As Martin Wolf, chief economics commentator at the Financial Times, talked with China Daily, the US Federal Reserve was about to publish its statement and the world was watching to see if the Fed would raise interest rates.
Anticipation of rate hikes has pushed up the value of the US dollar. The yuan has already been weakening against the dollar for a while, and economists have talked about the risk of a capital outflow.
Wolf said that even if the Fed decides to raise rates, probably in the summer or early fall, interest rates would remain quite low for a long period and “the exchange rate can’t be used as a major way to reignite growth in China”.
“It’s been my view for a very long time that China is too big to be on the basis of an export-led growth,” he said.
One of the world’s most influential writers on economic matters, Wolf is also an avid reader of the Chinese economy.
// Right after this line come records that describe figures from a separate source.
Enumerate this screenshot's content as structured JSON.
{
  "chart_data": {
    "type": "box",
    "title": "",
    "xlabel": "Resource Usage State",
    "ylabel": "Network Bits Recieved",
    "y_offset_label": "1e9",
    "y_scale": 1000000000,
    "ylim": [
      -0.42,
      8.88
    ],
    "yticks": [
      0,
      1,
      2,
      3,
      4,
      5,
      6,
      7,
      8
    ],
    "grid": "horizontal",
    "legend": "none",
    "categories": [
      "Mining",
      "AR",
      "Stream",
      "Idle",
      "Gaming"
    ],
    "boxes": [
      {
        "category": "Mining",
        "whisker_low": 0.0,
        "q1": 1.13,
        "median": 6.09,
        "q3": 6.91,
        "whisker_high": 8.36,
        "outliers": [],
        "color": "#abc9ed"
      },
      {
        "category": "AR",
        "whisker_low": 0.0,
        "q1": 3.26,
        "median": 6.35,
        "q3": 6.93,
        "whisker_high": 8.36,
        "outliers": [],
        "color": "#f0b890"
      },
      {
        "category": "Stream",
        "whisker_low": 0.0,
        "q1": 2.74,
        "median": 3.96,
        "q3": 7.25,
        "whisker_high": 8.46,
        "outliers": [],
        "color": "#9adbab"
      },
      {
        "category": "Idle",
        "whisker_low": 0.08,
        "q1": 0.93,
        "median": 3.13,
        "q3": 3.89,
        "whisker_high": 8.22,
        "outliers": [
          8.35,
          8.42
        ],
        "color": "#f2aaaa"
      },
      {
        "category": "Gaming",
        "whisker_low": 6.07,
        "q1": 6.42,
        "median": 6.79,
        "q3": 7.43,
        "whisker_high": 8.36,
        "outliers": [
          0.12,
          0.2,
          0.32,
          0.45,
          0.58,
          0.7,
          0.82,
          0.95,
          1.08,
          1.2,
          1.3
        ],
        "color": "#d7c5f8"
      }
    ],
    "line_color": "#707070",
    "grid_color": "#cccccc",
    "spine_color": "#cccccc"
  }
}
He believes the problems confronting the country are almost entirely domestic, and not external.
The centerpiece of the challenge, he said, is that China is engaged in a very complicated “rebalancing and renormalization” of its economy, which is more complicated and difficult than expected.
As the economy slows from 30 years of 10-plus percent growth to 7 percent, to make that work in a stable manner requires a very major shift in the pattern of spending and income distribution toward households and consumption, he said.
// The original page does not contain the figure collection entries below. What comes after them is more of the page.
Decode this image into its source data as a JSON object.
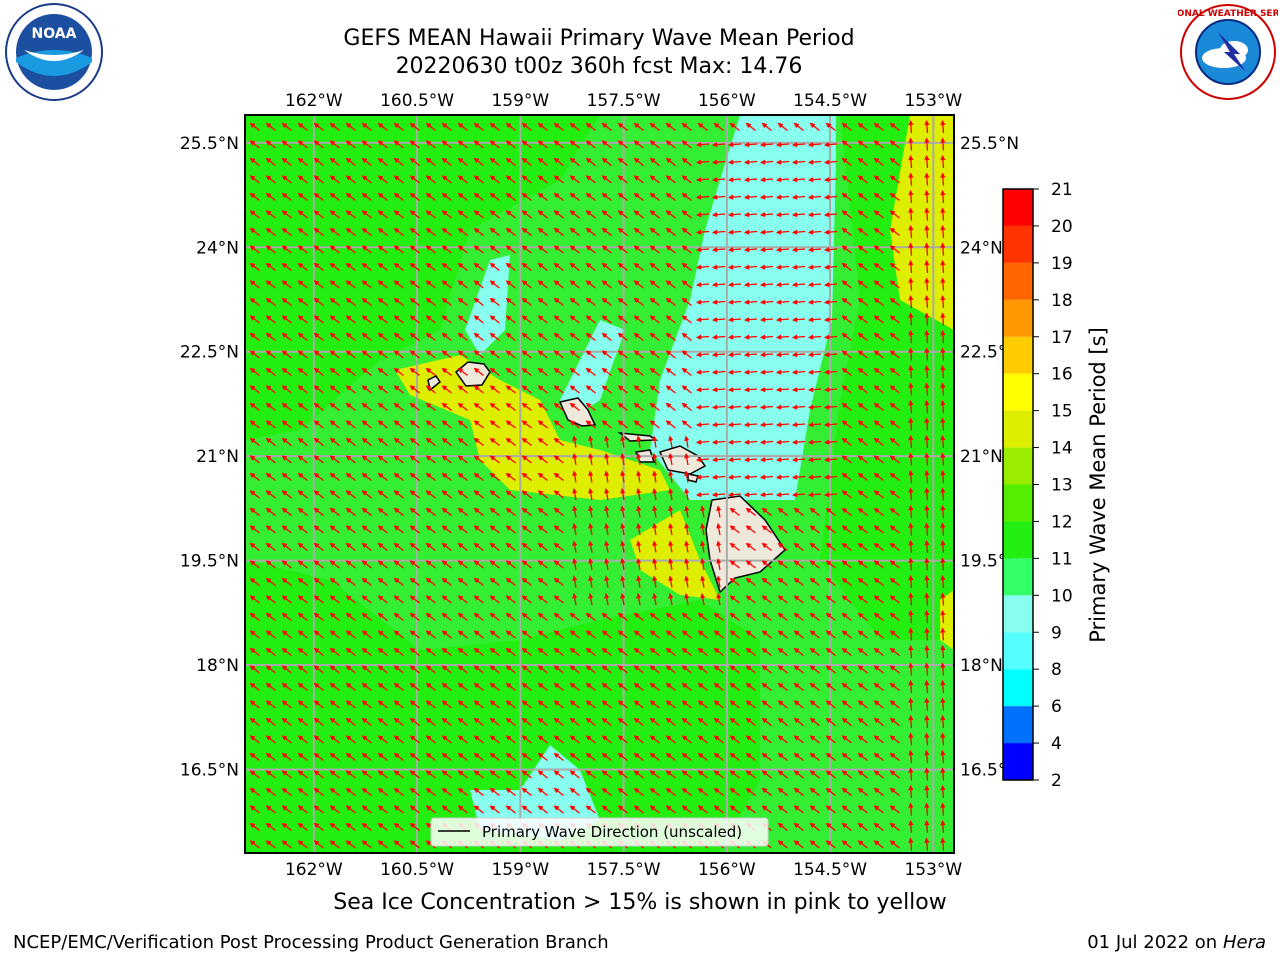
{
  "title": {
    "line1": "GEFS MEAN Hawaii Primary Wave Mean Period",
    "line2": "20220630 t00z 360h fcst   Max: 14.76"
  },
  "logos": {
    "left": "noaa-logo",
    "right": "nws-logo",
    "left_text": "NOAA",
    "right_text": "NATIONAL WEATHER SERVICE"
  },
  "map": {
    "lon_ticks": [
      "162°W",
      "160.5°W",
      "159°W",
      "157.5°W",
      "156°W",
      "154.5°W",
      "153°W"
    ],
    "lat_ticks": [
      "25.5°N",
      "24°N",
      "22.5°N",
      "21°N",
      "19.5°N",
      "18°N",
      "16.5°N"
    ],
    "lon_range": [
      -163.0,
      -152.7
    ],
    "lat_range": [
      15.3,
      25.9
    ],
    "arrow_color": "#ff0000",
    "grid": true,
    "legend_label": "Primary Wave Direction (unscaled)",
    "background_color": "#33ee33"
  },
  "colorbar": {
    "label": "Primary Wave Mean Period [s]",
    "ticks": [
      "2",
      "4",
      "6",
      "8",
      "9",
      "10",
      "11",
      "12",
      "13",
      "14",
      "15",
      "16",
      "17",
      "18",
      "19",
      "20",
      "21"
    ],
    "colors": [
      "#0000ff",
      "#0070ff",
      "#00ffff",
      "#55ffff",
      "#88ffee",
      "#33ff66",
      "#22ee11",
      "#55ee00",
      "#99ee00",
      "#ddee00",
      "#ffff00",
      "#ffcc00",
      "#ff9900",
      "#ff6600",
      "#ff3300",
      "#ff0000"
    ]
  },
  "ice_note": "Sea Ice Concentration > 15% is shown in pink to yellow",
  "footer": {
    "left": "NCEP/EMC/Verification Post Processing Product Generation Branch",
    "right_date": "01 Jul 2022 on ",
    "right_machine": "Hera"
  }
}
China has to “make some sensible compromise” between the goals of growth and deleveraging. That is not necessarily an “either, or” trade-off, but “maybe in the end the growth will slow a bit, and the debt will rise a little more. We’ve seen in the Western world that getting growth back with a shrinking debt is quite difficult. It will be difficult for China too.
“I personally think the challenges China’s economy now confronts are possibly the most difficult challenge since the reform and opening-up began,” he said.
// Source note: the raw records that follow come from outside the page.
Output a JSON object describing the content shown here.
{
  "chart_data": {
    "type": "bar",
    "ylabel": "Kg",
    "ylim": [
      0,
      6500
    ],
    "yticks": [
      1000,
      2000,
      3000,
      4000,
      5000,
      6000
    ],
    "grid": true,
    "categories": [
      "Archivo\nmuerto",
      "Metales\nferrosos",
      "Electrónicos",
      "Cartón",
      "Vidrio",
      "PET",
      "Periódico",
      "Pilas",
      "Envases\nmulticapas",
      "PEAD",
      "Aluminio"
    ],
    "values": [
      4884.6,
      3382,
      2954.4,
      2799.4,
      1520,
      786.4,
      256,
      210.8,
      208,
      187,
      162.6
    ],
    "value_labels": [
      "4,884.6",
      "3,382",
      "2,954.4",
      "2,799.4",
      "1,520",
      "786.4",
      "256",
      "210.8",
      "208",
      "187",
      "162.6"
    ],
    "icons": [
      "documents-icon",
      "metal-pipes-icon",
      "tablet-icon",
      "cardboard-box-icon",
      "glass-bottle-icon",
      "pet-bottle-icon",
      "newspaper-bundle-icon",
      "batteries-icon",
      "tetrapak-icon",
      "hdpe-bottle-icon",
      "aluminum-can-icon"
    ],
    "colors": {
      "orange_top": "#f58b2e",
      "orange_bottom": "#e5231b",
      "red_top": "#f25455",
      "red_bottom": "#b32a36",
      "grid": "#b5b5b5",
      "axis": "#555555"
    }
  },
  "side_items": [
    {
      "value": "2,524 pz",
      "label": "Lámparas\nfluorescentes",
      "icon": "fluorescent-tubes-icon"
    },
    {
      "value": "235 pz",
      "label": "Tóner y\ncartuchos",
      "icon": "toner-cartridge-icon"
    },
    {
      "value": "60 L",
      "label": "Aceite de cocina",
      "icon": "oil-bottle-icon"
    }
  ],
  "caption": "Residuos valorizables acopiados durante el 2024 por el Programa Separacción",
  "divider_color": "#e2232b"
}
In order to achieve its target of around 7 percent growth, China will have to “restart the investment-led and the debt-fueled growth model”, and that would not be sustainable.
“While you can get 7 percent growth this year, the cost of achieving that growth next year will be even larger,” he said.
If everything goes well, it will take about a decade until China becomes an economy in which consumption takes a much larger share, and growth is led by innovation and competitive private enterprises.
In that decade, there will be a few difficult years when growth is below target, he said, but that “need not to be a catastrophe as long as reform and adjustment happens.”